Jakarta - Regulasi sapu jagat atau omnibus law UU Cipta Kerja masih menjadi perdebatan dan kontroversi. Satu pihak merespon positif lahirnya UU yang hingga kini naskahnya masih menjadi persoalan, dengan menyebutkan Cipta Kerja bisa mendongkrak investasi yang menyusut akibat imbas pandemi.
Cipta Kerja menghapus pembatasan investasi yang berat, menandakan bahwa Indonesia semakin terbuka untuk bisnis.
Sementara pihak lain menilai UU Cipta Kerja hanya mengakomodasi kepentingan investasi asing dan tidak berpihak kepada buruh atau pekerja. Aksi unjuk rasa menentang UU Cipta Kerja hingga kini masih memanas.

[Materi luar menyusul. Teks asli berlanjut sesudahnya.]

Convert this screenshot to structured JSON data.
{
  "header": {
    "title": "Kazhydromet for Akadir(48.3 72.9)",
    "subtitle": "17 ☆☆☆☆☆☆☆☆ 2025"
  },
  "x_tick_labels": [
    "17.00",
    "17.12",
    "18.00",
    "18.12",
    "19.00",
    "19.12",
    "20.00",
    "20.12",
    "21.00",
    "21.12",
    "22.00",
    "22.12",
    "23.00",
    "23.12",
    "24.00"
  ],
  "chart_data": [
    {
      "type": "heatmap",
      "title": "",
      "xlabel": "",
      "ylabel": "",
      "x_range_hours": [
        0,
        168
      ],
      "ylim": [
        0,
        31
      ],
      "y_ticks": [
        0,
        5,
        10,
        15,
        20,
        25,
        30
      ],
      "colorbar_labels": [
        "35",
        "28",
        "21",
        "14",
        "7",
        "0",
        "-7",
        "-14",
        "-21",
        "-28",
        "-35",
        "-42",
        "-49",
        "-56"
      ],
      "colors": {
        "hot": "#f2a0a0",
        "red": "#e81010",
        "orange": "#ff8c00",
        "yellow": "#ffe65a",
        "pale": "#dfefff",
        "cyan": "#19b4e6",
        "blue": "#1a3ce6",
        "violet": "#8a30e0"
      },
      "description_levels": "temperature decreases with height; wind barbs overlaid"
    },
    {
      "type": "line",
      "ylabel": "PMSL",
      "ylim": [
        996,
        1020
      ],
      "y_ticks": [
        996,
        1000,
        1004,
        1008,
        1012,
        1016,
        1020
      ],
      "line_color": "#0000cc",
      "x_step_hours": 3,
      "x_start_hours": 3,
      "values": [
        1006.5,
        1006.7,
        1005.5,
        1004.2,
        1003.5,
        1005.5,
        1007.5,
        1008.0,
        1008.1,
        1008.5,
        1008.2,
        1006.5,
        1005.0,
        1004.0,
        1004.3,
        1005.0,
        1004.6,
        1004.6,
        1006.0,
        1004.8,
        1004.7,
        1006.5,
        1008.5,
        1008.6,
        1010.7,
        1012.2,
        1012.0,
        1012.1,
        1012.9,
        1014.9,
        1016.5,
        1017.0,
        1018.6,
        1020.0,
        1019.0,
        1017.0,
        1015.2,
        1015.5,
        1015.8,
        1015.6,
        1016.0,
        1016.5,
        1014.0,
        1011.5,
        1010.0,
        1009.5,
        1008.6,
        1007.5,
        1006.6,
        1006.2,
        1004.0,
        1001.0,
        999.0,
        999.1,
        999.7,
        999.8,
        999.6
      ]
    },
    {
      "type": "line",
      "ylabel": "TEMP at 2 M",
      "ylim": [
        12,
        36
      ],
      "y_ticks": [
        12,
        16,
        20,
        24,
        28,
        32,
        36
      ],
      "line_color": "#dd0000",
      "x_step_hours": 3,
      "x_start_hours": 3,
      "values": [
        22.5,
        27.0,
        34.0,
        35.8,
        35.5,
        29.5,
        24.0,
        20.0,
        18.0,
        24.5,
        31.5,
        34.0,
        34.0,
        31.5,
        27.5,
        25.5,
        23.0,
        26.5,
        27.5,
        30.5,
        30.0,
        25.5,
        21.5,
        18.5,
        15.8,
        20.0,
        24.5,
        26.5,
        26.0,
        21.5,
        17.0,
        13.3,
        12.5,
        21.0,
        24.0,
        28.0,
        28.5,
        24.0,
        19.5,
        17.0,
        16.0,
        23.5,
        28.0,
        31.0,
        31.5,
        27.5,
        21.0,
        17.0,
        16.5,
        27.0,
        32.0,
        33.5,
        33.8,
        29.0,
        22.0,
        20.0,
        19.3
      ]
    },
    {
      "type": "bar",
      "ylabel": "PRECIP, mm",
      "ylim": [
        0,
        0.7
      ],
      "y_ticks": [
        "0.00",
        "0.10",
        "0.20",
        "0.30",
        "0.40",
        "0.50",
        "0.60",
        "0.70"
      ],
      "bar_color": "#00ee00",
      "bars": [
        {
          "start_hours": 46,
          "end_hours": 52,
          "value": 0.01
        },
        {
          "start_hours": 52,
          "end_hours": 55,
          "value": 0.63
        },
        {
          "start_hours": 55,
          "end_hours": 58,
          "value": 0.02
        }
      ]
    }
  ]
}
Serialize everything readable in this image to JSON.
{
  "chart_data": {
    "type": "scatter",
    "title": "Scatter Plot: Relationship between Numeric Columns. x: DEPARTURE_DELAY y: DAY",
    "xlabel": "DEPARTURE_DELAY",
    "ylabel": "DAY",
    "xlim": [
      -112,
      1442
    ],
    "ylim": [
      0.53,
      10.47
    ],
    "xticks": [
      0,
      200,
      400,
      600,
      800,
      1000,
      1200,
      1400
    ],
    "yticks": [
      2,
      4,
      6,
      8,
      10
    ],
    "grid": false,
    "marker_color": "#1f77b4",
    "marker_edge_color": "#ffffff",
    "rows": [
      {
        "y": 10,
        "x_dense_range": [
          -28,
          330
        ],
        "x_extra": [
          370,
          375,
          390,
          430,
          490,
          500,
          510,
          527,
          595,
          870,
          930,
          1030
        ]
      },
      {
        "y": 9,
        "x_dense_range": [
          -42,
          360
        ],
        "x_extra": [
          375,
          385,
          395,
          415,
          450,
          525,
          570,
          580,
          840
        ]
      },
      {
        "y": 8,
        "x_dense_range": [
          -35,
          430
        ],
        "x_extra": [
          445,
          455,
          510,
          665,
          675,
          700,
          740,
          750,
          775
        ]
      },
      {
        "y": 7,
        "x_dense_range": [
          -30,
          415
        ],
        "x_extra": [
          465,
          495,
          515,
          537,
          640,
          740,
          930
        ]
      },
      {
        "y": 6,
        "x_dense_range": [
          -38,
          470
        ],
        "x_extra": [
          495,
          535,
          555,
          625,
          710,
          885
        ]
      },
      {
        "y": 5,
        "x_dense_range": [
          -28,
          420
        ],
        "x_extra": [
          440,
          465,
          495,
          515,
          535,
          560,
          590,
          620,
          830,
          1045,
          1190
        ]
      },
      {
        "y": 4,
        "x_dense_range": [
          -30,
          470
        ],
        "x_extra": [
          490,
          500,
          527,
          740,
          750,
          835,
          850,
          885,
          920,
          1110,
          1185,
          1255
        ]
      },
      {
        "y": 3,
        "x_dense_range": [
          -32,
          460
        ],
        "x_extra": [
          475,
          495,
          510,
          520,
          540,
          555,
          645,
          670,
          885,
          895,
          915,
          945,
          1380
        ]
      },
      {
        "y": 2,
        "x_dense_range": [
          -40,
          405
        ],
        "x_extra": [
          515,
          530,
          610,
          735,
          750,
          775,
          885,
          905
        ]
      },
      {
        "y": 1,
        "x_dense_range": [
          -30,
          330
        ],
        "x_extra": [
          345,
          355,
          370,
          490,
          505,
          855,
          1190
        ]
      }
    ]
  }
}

Bagaimana respon World Bank atau Bank Dunia? Bank Dunia menyebutkan, omnibus Law UU Cipta Kerja merupakan upaya reformasi besar-besaran untuk menjadikan Indonesia lebih berdaya saing dan mendukung cita-cita jangka panjang untuk mensejahterakan masyarakat. UU ini dapat mendukung pemulihan ekonomi dan pertumbuhan jangka panjang di Indonesia
"Cipta Kerja menghapus pembatasan investasi yang berat, menandakan bahwa Indonesia semakin terbuka untuk bisnis, sehingga menarik investor, menciptakan lapangan kerja dan membantu memerangi kemiskinan," kata keterangan Bank Dunia dalam lamannya.
Bank Dunia menilai pentingnya penerapan Undang-Undang Cipta Kerja secara konsisten. Namun UU ini membutuhkan peraturan pelaksana yang kuat untuk memastikan pertumbuhan ekonomi yang inklusif dan berkelanjutan.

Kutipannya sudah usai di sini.